If by residential streets you mean in like in a housing development where most streets end in a cul de sac then the streets start with whatever number the developer wants, with even and odd on opposite sides. The street I grew up on went from 14631, 14632, 14641, 14642, etc. up to 14712. But other streets there have 4 digit addresses. My current street consists of groups of 5-6 townhouses, with each houses numbered 1500 to 1552 sequentially, with skips in the spaces between the groups (so, e.g., there is no 1533).

Something near universality is that all owned parcels are marked off on plat maps. (There are exceptions given in the link. “If your deed uses subdivision lot numbers to describe your land, then it’s been platted. But if your deed uses geographical references—also called “metes and bounds”—to describe the size and shape of your property, then it hasn’t been platted.”)

Plat maps are why there’s so much fussiness when you buy a house. Outside of condos and suchlike what you’re really buying is property. The house or building is just extraneous improvements to the land. Deeds need to be searched to prove title as far back as the records go to ensure there are no liens on the property or that no one else has claim to it. Then the new deed has to be recorded so that the plat map can be updated.

What’s the connection to addressing? In my city, the plat map assigns a number to each parcel. Parcels can be divided or consolidated. When parcels are consolidated, the new owner has the option to label the house or building with any number that was assigned to any of parcels on the joint property. E.g., if developers bought up 212, 214, 216, and 218 Main St. and built one big store there, they could use any of the four numbers as their legal address. They can’t use 213, 215, or 217, though, because the original parcels weren’t assigned those numbers. The USPS is also informed so that mail can be delivered properly.

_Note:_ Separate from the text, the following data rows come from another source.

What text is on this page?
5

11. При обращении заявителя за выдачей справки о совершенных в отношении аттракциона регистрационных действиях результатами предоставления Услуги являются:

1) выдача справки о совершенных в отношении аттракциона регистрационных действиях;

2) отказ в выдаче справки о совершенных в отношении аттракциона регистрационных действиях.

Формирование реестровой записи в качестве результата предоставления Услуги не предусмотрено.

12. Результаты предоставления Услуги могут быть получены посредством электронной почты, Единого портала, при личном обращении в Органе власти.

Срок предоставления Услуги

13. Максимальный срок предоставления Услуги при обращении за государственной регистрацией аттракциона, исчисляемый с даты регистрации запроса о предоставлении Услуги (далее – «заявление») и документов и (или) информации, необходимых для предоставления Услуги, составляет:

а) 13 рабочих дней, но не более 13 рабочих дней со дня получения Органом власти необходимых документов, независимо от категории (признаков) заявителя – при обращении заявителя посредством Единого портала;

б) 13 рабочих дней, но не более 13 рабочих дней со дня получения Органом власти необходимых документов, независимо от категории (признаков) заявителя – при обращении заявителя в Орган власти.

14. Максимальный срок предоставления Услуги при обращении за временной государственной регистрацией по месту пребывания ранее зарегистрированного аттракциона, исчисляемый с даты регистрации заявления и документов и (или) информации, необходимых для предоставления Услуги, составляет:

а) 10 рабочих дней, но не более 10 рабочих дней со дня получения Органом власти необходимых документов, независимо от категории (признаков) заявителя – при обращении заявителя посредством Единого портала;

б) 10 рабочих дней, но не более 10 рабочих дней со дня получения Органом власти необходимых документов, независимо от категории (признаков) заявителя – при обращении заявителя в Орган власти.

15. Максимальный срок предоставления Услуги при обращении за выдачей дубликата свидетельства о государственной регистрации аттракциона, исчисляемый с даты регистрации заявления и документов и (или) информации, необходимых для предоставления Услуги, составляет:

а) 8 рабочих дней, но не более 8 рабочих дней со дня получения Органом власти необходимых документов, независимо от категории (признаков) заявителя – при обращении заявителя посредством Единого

Plat maps should be available to the public at any town hall, city hall, or county building, and they’re probably all online by now. They contain an amazing amount of detailed information. Historic maps show how the area grew over time and explain oddities of naming and numbering. Invaluable info to even amateur historians.

After the Great Fire in 1666, there was an ambitious plan to redraw the city along similar lines to Paris with boulevards etc, Landowners refused to give up their medieval plots however, and there was no money to buy them out, so the city was rebuilt much as it had been before the fire.